As forecasted in the Weekly, BTC is slowly pushing towards 35.5-37k area of a possible big reversal. Today’s candle signaled indecision and the trend could flip any way. However, due to a strong bearish pressure on the monthly and weekly frames, the bearish odds are high. Let’s have a look at the details.
While the candle is indecisive, it has the bearish flavor if considered in the context with the previous candles. It has been rejected at both 8 and 20 EMA and is placed right between them.
– If BTC tomorrow closes above today’s high, the odds would shift to the bullish side.
– If BTC tomorrow closes below today’s low, the leg down would begin.
– A closure between 8 and 20 EMA would mean the decision is deferred by at least one more day.
The current monthly and weekly candle formations signal further decline.

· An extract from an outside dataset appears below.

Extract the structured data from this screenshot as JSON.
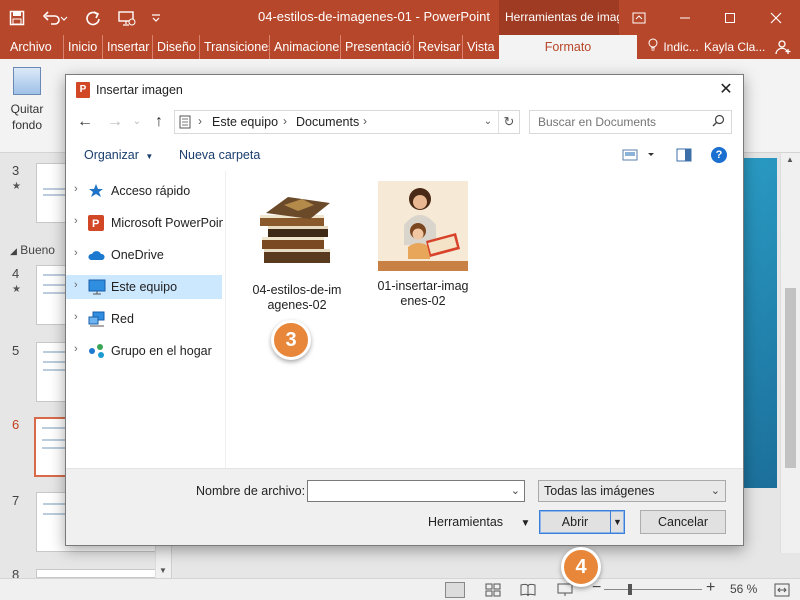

The projection of the corrective waves on a mini-level is an extremely difficult task and its outcome is less reliable than the one from the candles forecast. Please keep this in mind.
The coin seems to be moving towards the targets I identified on Saturday’s Weekly (link below).

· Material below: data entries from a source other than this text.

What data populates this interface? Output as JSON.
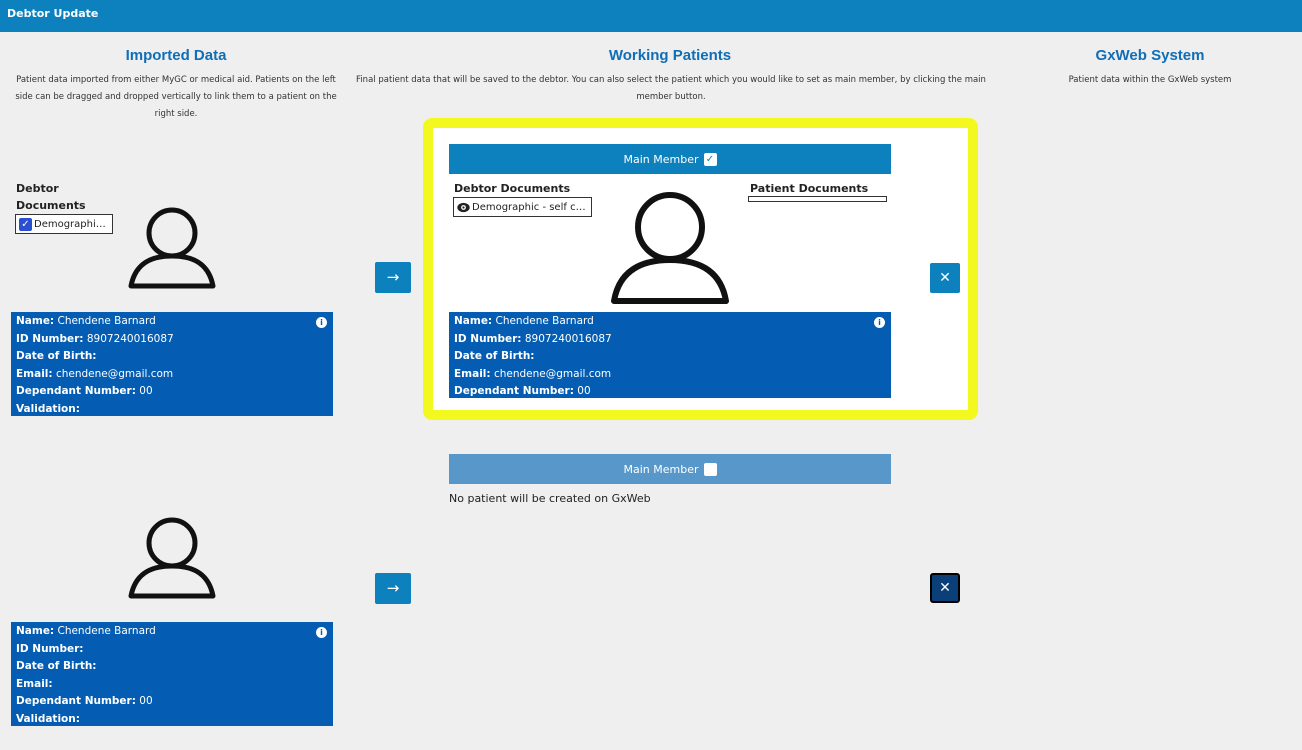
{
  "app": {
    "title": "Debtor Update"
  },
  "columns": {
    "imported": {
      "title": "Imported Data",
      "description": "Patient data imported from either MyGC or medical aid. Patients on the left side can be dragged and dropped vertically to link them to a patient on the right side."
    },
    "working": {
      "title": "Working Patients",
      "description": "Final patient data that will be saved to the debtor. You can also select the patient which you would like to set as main member, by clicking the main member button."
    },
    "gxweb": {
      "title": "GxWeb System",
      "description": "Patient data within the GxWeb system"
    }
  },
  "imported_patients": [
    {
      "debtor_documents_label": "Debtor Documents",
      "document_chip": "Demographi…",
      "name_label": "Name:",
      "name": "Chendene Barnard",
      "id_label": "ID Number:",
      "id": "8907240016087",
      "dob_label": "Date of Birth:",
      "dob": "",
      "email_label": "Email:",
      "email": "chendene@gmail.com",
      "dependant_label": "Dependant Number:",
      "dependant": "00",
      "validation_label": "Validation:",
      "validation": ""
    },
    {
      "name_label": "Name:",
      "name": "Chendene Barnard",
      "id_label": "ID Number:",
      "id": "",
      "dob_label": "Date of Birth:",
      "dob": "",
      "email_label": "Email:",
      "email": "",
      "dependant_label": "Dependant Number:",
      "dependant": "00",
      "validation_label": "Validation:",
      "validation": ""
    }
  ],
  "working_patients": [
    {
      "main_member_label": "Main Member",
      "main_member_checked": true,
      "debtor_documents_label": "Debtor Documents",
      "patient_documents_label": "Patient Documents",
      "document_chip": "Demographic - self c…",
      "name_label": "Name:",
      "name": "Chendene Barnard",
      "id_label": "ID Number:",
      "id": "8907240016087",
      "dob_label": "Date of Birth:",
      "dob": "",
      "email_label": "Email:",
      "email": "chendene@gmail.com",
      "dependant_label": "Dependant Number:",
      "dependant": "00"
    },
    {
      "main_member_label": "Main Member",
      "main_member_checked": false,
      "no_patient_text": "No patient will be created on GxWeb"
    }
  ],
  "icons": {
    "arrow": "→",
    "close": "✕",
    "info": "i",
    "check": "✓",
    "eye": "eye-icon"
  },
  "colors": {
    "header": "#0c81bd",
    "info_box": "#045db3",
    "highlight": "#f3f91f",
    "title": "#0f6eb6"
  }
}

As soon as BTC reaches $35500, watch for the signs of reversal. Based on the waves structure, I believe the most likely level for reversal would be $36200. Keep in mind that the waves could form a diagonal/wedge that is a typical for waves 5, before a direction change.
If a sharp reversal does not happen this month (before the cut-off on June 30), the chance of a rally would increase greatly.
Again, the closure on June 30 is very critical.